Benoît Groulx, l’entraîneur-chef de l’équipe, ne se fait pas prier pour vanter son vétéran.

« Quand nos coachs de développement sont en ville, il se joint aux jeunes, il fait du power skating avec eux, raconte Groulx. Barb Underhill, qui s’occupe du patinage, me disait que chaque fois qu’il se joint au groupe, ça augmente le niveau. »

Quand les jeunes le voient, quand ils voient sa bonne volonté, ils s’appliquent sur les détails. Il est d’une aide précieuse pour nos coachs.

Benoît Groulx, entraîneur-chef du Crunch, à propos de Pierre-Cédric Labrie

Il était d’ailleurs fascinant d’écouter Labrie détailler tout ce qu’il va chercher dans lesdites séances de patinage. À 35 ans, il pourrait très bien tabler uniquement sur son leadership, son gabarit, sa robustesse – bref, tout ce qui lui a permis de connaître une belle carrière – et ne pas s’attarder à son coup de patin.
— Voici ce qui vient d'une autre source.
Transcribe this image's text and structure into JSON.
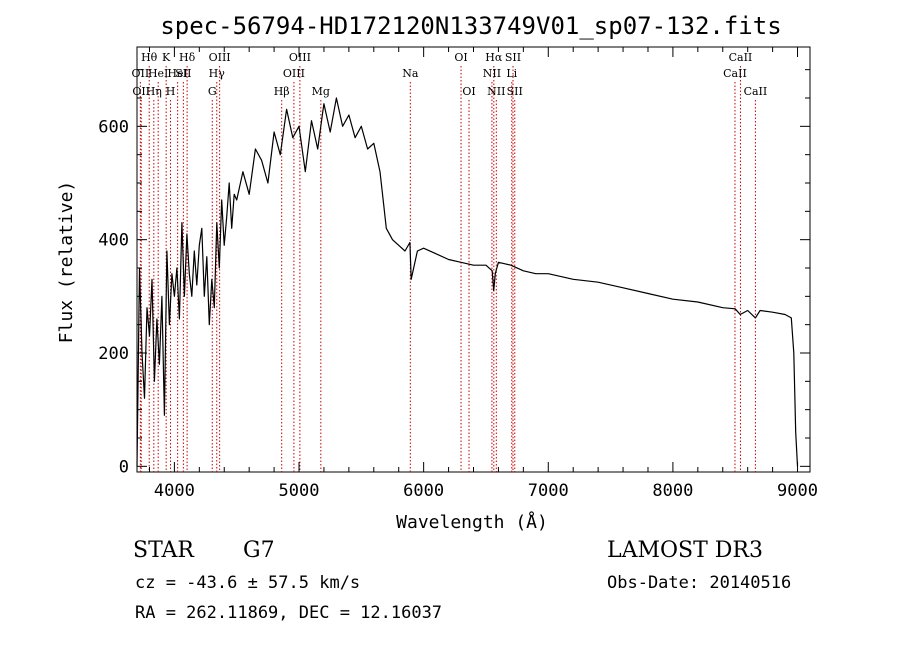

PHOTO SCOTT L. THOMAS, fournie par le crunch de syracuse

Pierre-Cédric Labrie

« J’aurais pu avoir la mentalité du gars qui se dit : “Je suis trop vieux pour changer.” Mais j’ai travaillé avec elle à 24, 25 ans, je me sentais plus fluide, elle nous montrait comment séparer le haut et le bas du corps, comment garder nos pieds sous notre corps pour rester en contrôle. Je lui demande toujours si elle a un trou pour moi dans un groupe. C’est du gâteau, pour moi, de travailler avec elle !
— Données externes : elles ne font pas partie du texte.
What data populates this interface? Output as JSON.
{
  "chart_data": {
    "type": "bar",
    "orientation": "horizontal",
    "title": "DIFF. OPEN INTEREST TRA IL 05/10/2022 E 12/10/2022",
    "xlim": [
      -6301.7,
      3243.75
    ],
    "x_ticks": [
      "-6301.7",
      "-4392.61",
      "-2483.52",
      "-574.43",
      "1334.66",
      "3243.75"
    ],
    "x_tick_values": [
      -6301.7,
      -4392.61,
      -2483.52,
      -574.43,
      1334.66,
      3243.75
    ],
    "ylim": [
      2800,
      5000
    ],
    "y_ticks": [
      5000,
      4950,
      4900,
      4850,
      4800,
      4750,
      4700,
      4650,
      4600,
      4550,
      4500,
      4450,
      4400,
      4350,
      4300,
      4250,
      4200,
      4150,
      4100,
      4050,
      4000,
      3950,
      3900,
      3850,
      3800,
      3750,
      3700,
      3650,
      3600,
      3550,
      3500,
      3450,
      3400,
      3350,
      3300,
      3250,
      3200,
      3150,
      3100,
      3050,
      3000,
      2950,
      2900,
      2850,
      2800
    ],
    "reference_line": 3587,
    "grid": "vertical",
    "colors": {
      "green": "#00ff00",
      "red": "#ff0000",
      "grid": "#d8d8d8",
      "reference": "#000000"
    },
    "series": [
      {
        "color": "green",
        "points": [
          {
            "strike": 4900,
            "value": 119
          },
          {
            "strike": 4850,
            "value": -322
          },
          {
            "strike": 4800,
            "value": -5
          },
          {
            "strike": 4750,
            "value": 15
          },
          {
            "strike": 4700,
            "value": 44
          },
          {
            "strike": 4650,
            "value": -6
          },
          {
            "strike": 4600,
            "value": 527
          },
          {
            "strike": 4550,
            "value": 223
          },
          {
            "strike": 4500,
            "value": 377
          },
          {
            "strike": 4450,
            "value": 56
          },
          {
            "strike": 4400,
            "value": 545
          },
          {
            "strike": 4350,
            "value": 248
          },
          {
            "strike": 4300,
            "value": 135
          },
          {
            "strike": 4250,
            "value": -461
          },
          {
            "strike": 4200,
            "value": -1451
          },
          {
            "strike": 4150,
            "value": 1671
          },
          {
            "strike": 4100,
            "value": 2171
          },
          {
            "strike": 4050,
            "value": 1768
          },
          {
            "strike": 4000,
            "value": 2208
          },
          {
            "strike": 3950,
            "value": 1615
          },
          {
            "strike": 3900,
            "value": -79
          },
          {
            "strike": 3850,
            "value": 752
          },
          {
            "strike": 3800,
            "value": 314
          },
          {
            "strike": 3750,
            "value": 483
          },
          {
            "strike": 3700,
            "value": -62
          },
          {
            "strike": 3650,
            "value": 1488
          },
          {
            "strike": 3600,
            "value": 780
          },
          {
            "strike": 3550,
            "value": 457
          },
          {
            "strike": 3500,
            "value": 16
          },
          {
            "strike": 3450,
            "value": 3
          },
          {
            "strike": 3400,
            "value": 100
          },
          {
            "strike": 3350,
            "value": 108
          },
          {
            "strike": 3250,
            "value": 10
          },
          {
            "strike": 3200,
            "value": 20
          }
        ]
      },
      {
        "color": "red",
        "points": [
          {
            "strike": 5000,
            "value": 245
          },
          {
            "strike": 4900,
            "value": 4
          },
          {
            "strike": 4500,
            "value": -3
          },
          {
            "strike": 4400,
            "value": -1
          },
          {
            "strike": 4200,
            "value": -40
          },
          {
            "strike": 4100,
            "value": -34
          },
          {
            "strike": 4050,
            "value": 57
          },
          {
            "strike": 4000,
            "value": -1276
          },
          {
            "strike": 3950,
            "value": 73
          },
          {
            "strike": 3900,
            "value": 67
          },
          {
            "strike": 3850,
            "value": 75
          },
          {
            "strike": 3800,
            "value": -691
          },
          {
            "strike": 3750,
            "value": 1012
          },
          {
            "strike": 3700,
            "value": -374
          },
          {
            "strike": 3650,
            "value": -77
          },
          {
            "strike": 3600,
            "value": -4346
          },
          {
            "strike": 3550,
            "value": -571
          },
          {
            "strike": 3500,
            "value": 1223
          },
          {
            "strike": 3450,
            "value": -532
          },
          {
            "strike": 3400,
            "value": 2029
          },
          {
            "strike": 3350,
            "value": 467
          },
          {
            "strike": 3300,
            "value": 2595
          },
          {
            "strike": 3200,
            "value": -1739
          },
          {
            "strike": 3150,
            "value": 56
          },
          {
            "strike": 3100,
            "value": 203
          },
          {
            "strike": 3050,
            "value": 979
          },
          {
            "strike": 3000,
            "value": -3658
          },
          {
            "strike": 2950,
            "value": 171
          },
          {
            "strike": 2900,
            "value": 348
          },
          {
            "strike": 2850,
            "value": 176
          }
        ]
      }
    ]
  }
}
« Honnêtement, mon âge, je ne le vois pas comme la plupart du monde. Tant que je me sens bien d’une année à l’autre, je me sens comme à 28 ans. Ces cours-là me permettent de réaliser que je suis encore dedans.
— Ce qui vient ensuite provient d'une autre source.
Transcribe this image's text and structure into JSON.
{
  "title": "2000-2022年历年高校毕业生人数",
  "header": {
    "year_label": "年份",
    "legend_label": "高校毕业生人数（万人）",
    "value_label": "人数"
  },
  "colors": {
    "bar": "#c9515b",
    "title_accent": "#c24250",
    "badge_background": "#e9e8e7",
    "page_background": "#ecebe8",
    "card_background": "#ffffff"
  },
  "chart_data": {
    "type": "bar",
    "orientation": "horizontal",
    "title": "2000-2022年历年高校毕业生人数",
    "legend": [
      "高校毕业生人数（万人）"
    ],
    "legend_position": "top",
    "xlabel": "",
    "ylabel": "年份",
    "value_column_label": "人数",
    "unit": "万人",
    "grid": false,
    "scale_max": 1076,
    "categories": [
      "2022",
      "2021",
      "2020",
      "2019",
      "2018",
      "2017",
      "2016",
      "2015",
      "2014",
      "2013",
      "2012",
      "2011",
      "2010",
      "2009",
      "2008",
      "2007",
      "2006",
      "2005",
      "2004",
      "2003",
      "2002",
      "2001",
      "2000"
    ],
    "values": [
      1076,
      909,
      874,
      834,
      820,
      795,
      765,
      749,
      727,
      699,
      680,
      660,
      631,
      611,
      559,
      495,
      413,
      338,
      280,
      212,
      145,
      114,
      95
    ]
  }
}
« Ce sont des petits compléments comme ça que l’organisation va chercher pour faire progresser les jeunes. »

Charles Hudon est impressionné de voir aller un gars qui « veut toujours s’améliorer ».

« Ce n’est pas le même PC que j’ai connu quand je l’ai affronté, qui jouait dans le quatrième trio et voulait toujours se battre. Là, il essaie de faire des jeux. Il veut s’impliquer physiquement, mais aussi en zone offensive, en échec avant, en récupérant des rondelles. »

Un rôle qui change

Si Labrie est encore là, c’est notamment parce qu’il a su s’adapter à un hockey qui change. Il n’était pas rare de le voir atteindre les trois chiffres dans la colonne des minutes de pénalité ; cette saison, il en a eu 54 en 56 matchs (il a amorcé la saison avec le Wolf Pack de Hartford).

« Dans le temps, le coach me donnait une tape dans le dos quand il restait cinq minutes et qu’on perdait par trois buts. Je préparais le prochain match, raconte le colosse de Baie-Comeau. Là, je connais mon rôle, sans avoir la tape dans le dos. »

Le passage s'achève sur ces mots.